Eğer Rum-Yunan tarafının hakimiyetçi tavrı nedeniyle 50 yıldır izlenen federasyon siyaseti iflas etmişse ve yeni bir milli politika izlenmesi gerekirse bu yapılır, kimin ne tehdit savurduğuna da bakılmaz…

Halka ve siyasete sünnetçi korkusu vererek Cumhurbaşkanlığı seçimleri için kendine alan açmaya çalışmak, modası geçmiş, anti demokratik bir şark zihniyetidir.

Bizi cezalandırmak için ne yapacakmış BM?

Ağzımıza kırmızı acı Urfa biberi mi sürecek, yoksa ensemize tokat mı atacak?

Ambargo ve izolasyon uygulayacak derseniz, 1964’den bu yana 55 yıldır zaten alasını yapıyor ama dimdik ayaktayız?

“İki devletli çözüm istersek başımıza nükleer füzeler bombalar yağdıracaklar” derseniz, çok gülünç olursunuz.

“Ekmeğimizi, suyumuzu, paramızı kesecekler” derseniz, çok şükür zaten 60 yıldır, hatta 100 yıldır ekmeğimizi de, paramızı da Anavatanımız Türkiye veriyor.. Bir suyumuz eksikti, sağ olsun, Anadolu’nun bir nehrini 80 km öteden deniz altına döşediği borularla KKTC’ye akıtarak onu da getirdi.

Sırada şimdi elektrik var… Bin şükran bu hükümet bitmeden elektriğimizi de getirecek…

KKTC’ ye asker mi çıkaracaklar?

Sağ olsunlar 50 bin Mehmetçik ve mücahit gece gündüz güvenliğimizi sağlıyor, “gelecekleri varsa görecekleri de var” diyorlar…

KKTC’yi tanımaktan mı vaz geçecekler?

Zaten onlar 1964’den beri tüm Kıbrıs’ın tapusunu Rum’a verme kararını vermişler, yasadışı, işgalci, gaspçı, Rum yönetimini tüm Kıbrıs’ın tek meşru yönetimi olarak tanımışlar, bize de 1960 Anlaşmaları ile elde ettiğimiz meşru haklardan ve eşit statümüzden vaz geçerek bu yasadışı rejimin altına girmeyi empoze ediyorlar…

Zaten KKTC’yi tanımıyorlar…

Tanımadıkları gibi tanınmasını da engelliyorlar..

Hoş kimse tanımasa da bir tek Anavatanın devletimizi tanıması yeter.

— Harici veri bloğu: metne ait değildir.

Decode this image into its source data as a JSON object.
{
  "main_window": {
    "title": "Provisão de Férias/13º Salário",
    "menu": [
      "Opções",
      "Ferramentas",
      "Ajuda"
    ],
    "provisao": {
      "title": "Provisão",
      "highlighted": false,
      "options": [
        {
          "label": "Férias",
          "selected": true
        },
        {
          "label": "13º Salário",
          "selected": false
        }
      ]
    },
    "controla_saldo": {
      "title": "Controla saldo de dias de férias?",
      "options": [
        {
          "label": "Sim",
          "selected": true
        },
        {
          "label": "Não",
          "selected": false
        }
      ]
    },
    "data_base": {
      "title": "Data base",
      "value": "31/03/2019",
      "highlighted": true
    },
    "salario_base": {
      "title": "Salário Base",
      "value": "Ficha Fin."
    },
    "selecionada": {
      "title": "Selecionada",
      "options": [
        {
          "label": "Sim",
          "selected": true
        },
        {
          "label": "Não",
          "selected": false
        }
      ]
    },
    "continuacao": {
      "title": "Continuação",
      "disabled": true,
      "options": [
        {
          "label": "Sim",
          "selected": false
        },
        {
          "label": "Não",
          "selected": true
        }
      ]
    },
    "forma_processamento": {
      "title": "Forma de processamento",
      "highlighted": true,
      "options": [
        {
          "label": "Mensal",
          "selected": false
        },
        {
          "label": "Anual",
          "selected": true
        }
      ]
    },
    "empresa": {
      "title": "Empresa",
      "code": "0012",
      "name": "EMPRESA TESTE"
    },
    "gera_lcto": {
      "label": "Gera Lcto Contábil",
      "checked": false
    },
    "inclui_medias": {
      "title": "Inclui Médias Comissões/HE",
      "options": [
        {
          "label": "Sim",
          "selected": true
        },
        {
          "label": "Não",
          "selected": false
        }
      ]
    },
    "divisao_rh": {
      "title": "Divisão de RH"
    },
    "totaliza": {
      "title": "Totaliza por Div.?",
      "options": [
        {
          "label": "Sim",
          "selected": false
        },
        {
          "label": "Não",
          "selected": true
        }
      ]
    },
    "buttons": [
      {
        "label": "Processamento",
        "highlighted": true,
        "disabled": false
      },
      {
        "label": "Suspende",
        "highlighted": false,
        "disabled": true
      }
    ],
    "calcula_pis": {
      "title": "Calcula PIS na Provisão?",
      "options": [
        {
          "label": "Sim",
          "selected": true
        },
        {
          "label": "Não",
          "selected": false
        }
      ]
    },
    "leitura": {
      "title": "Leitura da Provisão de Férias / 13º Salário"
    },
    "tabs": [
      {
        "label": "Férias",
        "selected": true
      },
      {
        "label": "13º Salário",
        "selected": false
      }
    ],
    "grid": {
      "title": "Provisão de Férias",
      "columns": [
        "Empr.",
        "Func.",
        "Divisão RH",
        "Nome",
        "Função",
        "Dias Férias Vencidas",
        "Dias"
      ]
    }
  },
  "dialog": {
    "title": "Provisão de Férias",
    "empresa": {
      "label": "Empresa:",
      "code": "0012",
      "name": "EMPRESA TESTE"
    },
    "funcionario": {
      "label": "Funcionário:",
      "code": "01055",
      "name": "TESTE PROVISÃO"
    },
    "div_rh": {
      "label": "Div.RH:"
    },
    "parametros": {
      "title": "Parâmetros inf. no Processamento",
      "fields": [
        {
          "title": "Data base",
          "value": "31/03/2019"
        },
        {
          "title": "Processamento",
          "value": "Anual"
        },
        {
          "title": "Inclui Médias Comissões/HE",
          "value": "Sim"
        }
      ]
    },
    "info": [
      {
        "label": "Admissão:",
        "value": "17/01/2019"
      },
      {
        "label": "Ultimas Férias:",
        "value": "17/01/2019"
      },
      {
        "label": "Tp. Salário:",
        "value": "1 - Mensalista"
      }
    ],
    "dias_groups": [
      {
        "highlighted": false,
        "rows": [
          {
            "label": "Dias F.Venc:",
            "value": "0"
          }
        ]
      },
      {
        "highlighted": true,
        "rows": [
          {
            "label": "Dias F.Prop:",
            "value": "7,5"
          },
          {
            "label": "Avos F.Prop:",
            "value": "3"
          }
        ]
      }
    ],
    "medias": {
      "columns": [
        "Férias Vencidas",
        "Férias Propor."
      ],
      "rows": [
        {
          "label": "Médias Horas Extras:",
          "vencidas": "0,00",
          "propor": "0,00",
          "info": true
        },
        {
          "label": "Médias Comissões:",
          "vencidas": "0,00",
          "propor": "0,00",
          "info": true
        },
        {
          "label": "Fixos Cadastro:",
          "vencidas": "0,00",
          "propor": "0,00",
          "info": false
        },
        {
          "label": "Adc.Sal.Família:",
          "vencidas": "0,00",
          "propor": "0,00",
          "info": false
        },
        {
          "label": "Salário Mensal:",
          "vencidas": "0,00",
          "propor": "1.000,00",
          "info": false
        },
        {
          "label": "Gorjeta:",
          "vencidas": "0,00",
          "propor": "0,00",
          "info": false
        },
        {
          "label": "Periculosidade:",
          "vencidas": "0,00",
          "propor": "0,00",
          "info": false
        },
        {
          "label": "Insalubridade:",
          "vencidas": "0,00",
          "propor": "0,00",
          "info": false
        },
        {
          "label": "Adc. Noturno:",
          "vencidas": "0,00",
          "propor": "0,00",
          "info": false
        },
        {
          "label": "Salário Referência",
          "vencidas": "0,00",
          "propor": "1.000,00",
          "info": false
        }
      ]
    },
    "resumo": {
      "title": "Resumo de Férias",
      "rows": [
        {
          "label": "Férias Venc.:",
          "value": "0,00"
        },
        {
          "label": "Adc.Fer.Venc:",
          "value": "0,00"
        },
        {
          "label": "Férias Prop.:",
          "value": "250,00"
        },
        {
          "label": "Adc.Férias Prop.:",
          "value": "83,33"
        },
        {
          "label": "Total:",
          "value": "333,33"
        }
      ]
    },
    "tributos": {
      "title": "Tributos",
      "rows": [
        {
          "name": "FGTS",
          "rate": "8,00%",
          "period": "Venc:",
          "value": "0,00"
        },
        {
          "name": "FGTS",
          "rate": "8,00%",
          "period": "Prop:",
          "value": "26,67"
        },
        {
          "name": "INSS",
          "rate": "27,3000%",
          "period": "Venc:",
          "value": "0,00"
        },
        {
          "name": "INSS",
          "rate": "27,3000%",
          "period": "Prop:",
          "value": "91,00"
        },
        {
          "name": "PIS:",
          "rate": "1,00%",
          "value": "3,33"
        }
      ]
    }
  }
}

Ve, Anavatan da daha ilk günden tanıdı ve devletimize Büyükelçisini atadı.

Eee ne kaldı geriye?

Ha, bir de AB var.. AB’a mı almayacaklar?

AB de zaten 1960 Anlaşmalarını çiğneyerek Rum yönetimini tüm Kıbrıs adına tam üye yaptı, bizi dışladı, “siz anlaşın yapacağınız anlaşmayı kabul ederim” diyor.

Yani bundan da korkacak bişey yok.

Tümü de ellerinden gelen her türlü kötülüğü son 55 yıldır yaptılar, yapmaya devam ediyorlar ama YIKILMADIK, DİMDİK AYAKTAYIZ.

O zaman boş verin bu sünnetçi korkularına, boştur, etkilenmeyiz.

İki devletli çözüm, 50 yıllık federasyon arayışlarının duvara toslamasından sonra savunulması gerekendir.

Biz korkmuyoruz ve savunuyoruz, korkuyorsanız engel olmayın bir kenara, çekilip torun bakmaya gidin siz yine.